Hi,
Some more info. If you look in calibre-0.8.18 source tar gzip archive inside calibre/src/calibre/ebooks/mobi/writer2/ at indexer.py you can see the code that creates the index entries.
Just as siebert suggested, we should be parsing the TAGX entry in INDX0 and deciphering it to find out the various fields that are actually present for each index type.
I am going to study the TAGX object and more specifically the BITMASKS and how they are used to encode values that represent the fields available for each record type for that particular ebook.
Code:
class TAGX(object): # {{{
BITMASKS = {11:0b1}
BITMASKS.update({x:(1 << i) for i, x in enumerate([1, 2, 3, 4, 5, 21, 22, 23])})
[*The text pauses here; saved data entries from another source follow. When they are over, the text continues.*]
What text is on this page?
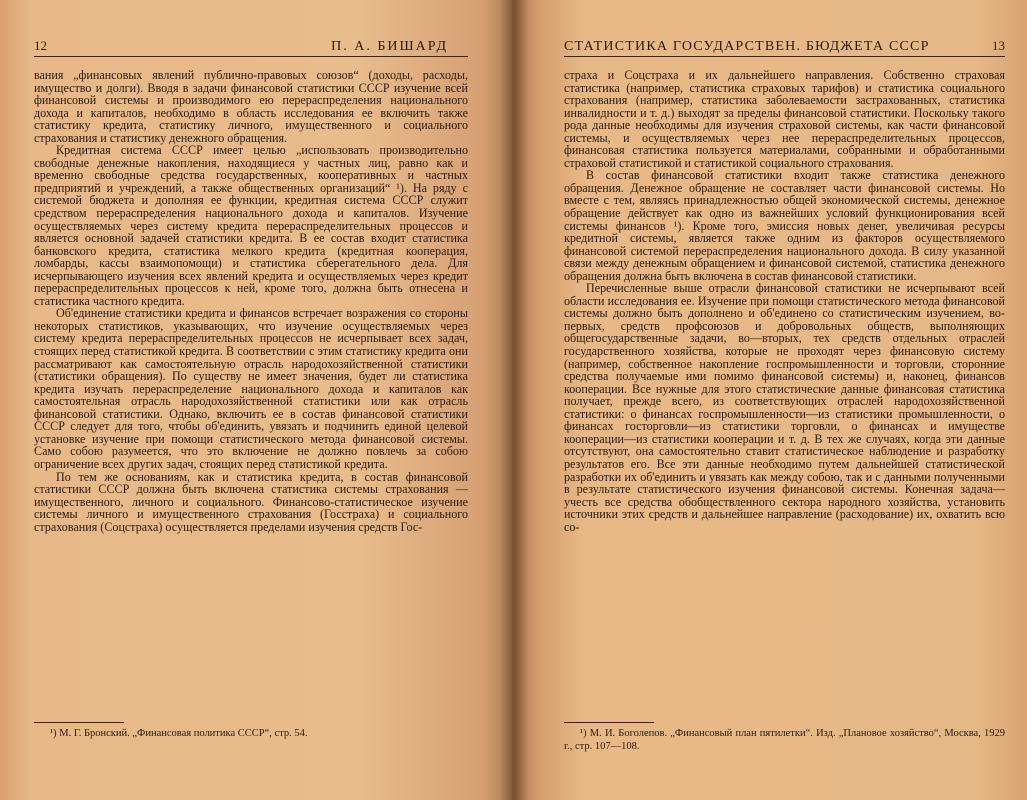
12	П. А. БИШАРД

вания „финансовых явлений публично-правовых союзов“ (доходы, расходы, имущество и долги). Вводя в задачи финансовой статистики СССР изучение всей финансовой системы и производимого ею перераспределения национального дохода и капиталов, необходимо в область исследования ее включить также статистику кредита, статистику личного, имущественного и социального страхования и статистику денежного обращения.

Кредитная система СССР имеет целью „использовать производительно свободные денежные накопления, находящиеся у частных лиц, равно как и временно свободные средства государственных, кооперативных и частных предприятий и учреждений, а также общественных организаций“ ¹). На ряду с системой бюджета и дополняя ее функции, кредитная система СССР служит средством перераспределения национального дохода и капиталов. Изучение осуществляемых через систему кредита перераспределительных процессов и является основной задачей статистики кредита. В ее состав входит статистика банковского кредита, статистика мелкого кредита (кредитная кооперация, ломбарды, кассы взаимопомощи) и статистика сберегательного дела. Для исчерпывающего изучения всех явлений кредита и осуществляемых через кредит перераспределительных процессов к ней, кроме того, должна быть отнесена и статистика частного кредита.

Об'единение статистики кредита и финансов встречает возражения со стороны некоторых статистиков, указывающих, что изучение осуществляемых через систему кредита перераспределительных процессов не исчерпывает всех задач, стоящих перед статистикой кредита. В соответствии с этим статистику кредита они рассматривают как самостоятельную отрасль народохозяйственной статистики (статистики обращения). По существу не имеет значения, будет ли статистика кредита изучать перераспределение национального дохода и капиталов как самостоятельная отрасль народохозяйственной статистики или как отрасль финансовой статистики. Однако, включить ее в состав финансовой статистики СССР следует для того, чтобы об'единить, увязать и подчинить единой целевой установке изучение при помощи статистического метода финансовой системы. Само собою разумеется, что это включение не должно повлечь за собою ограничение всех других задач, стоящих перед статистикой кредита.

По тем же основаниям, как и статистика кредита, в состав финансовой статистики СССР должна быть включена статистика системы страхования — имущественного, личного и социального. Финансово-статистическое изучение системы личного и имущественного страхования (Госстраха) и социального страхования (Соцстраха) осуществляется пределами изучения средств Гос-

¹) М. Г. Бронский. „Финансовая политика СССР“, стр. 54.

СТАТИСТИКА ГОСУДАРСТВЕН. БЮДЖЕТА СССР	13

страха и Соцстраха и их дальнейшего направления. Собственно страховая статистика (например, статистика страховых тарифов) и статистика социального страхования (например, статистика заболеваемости застрахованных, статистика инвалидности и т. д.) выходят за пределы финансовой статистики. Поскольку такого рода данные необходимы для изучения страховой системы, как части финансовой системы, и осуществляемых через нее перераспределительных процессов, финансовая статистика пользуется материалами, собранными и обработанными страховой статистикой и статистикой социального страхования.

В состав финансовой статистики входит также статистика денежного обращения. Денежное обращение не составляет части финансовой системы. Но вместе с тем, являясь принадлежностью общей экономической системы, денежное обращение действует как одно из важнейших условий функционирования всей системы финансов ¹). Кроме того, эмиссия новых денег, увеличивая ресурсы кредитной системы, является также одним из факторов осуществляемого финансовой системой перераспределения национального дохода. В силу указанной связи между денежным обращением и финансовой системой, статистика денежного обращения должна быть включена в состав финансовой статистики.

Перечисленные выше отрасли финансовой статистики не исчерпывают всей области исследования ее. Изучение при помощи статистического метода финансовой системы должно быть дополнено и об'единено со статистическим изучением, во-первых, средств профсоюзов и добровольных обществ, выполняющих общегосударственные задачи, во—вторых, тех средств отдельных отраслей государственного хозяйства, которые не проходят через финансовую систему (например, собственное накопление госпромышленности и торговли, сторонние средства получаемые ими помимо финансовой системы) и, наконец, финансов кооперации. Все нужные для этого статистические данные финансовая статистика получает, прежде всего, из соответствующих отраслей народохозяйственной статистики: о финансах госпромышленности—из статистики промышленности, о финансах госторговли—из статистики торговли, о финансах и имуществе кооперации—из статистики кооперации и т. д. В тех же случаях, когда эти данные отсутствуют, она самостоятельно ставит статистическое наблюдение и разработку результатов его. Все эти данные необходимо путем дальнейшей статистической разработки их об'единить и увязать как между собою, так и с данными полученными в результате статистического изучения финансовой системы. Конечная задача—учесть все средства обобществленного сектора народного хозяйства, установить источники этих средств и дальнейшее направление (расходование) их, охватить всю со-

¹) М. И. Боголепов. „Финансовый план пятилетки“. Изд. „Плановое хозяйство“, Москва, 1929 г., стр. 107—108.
BITMASKS.update({x:(1 << i) for i, x in enumerate([69, 70, 71, 72, 73])})
NUM_VALUES = defaultdict(lambda :1)
NUM_VALUES[11] = 3
NUM_VALUES[0] = 0
def __init__(self):
self.byts = bytearray()
def add_tag(self, tag):
buf = self.byts
buf.append(tag)
buf.append(self.NUM_VALUES[tag])
# bitmask
buf.append(self.BITMASKS[tag] if tag else 0)
# eof
buf.append(0 if tag else 1)
def header(self, control_byte_count):
header = b'TAGX'
# table length, control byte count
header += pack(b'>II', 12+len(self.byts), control_byte_count)
return header
@property
def periodical(self):
'''
TAGX block for the Primary index header of a periodical
'''
list(map(self.add_tag, (1, 2, 3, 4, 5, 21, 22, 23, 0, 69, 70, 71, 72,
73, 0)))
return self.header(2) + bytes(self.byts)
@property
def secondary(self):
'''
TAGX block for the secondary index header of a periodical
'''
list(map(self.add_tag, (11, 0)))
return self.header(1) + bytes(self.byts)
@property
def flat_book(self):
'''
TAGX block for the primary index header of a flat book
'''
list(map(self.add_tag, (1, 2, 3, 4, 0)))
return self.header(1) + bytes(self.byts)
...
The class IndexEntries in that file lists many of the same things I was able to pull out in my example cases:
Code:
class IndexEntry(object):
TAG_VALUES = {
'offset': 1,
'size': 2,
'label_offset': 3,
'depth': 4,
'class_offset': 5,
'secondary': 11,
'parent_index': 21,
'first_child_index': 22,
'last_child_index': 23,
'image_index': 69,
'desc_offset': 70,
'author_offset': 73,
}
RTAG_MAP = {v:k for k, v in TAG_VALUES.iteritems()}
And there are 3 routines that look particularly interesting in that file:
Code:
@property
def tag_nums(self):
for i in range(1, 5):
yield i
for attr in ('class_offset', 'parent_index', 'first_child_index',
'last_child_index'):
if getattr(self, attr) is not None:
yield self.TAG_VALUES[attr]
@property
def entry_type(self):
ans = 0
for tag in self.tag_nums:
ans |= TAGX.BITMASKS[tag]
return ans
def attr_for_tag(self, tag):
return self.RTAG_MAP[tag]
This is probably old hat to siebert but is all new to me so if anyone has any ideas how to properly decipher the "type" value to map it to the fields that are stored there, it would certainly help. Once we have that, it is relatively painless to write a recursive routine to process the parent / child relationships and convert it to a nice level and sorted list for output as a multilevel ncx.
My 2 cents,
KevinH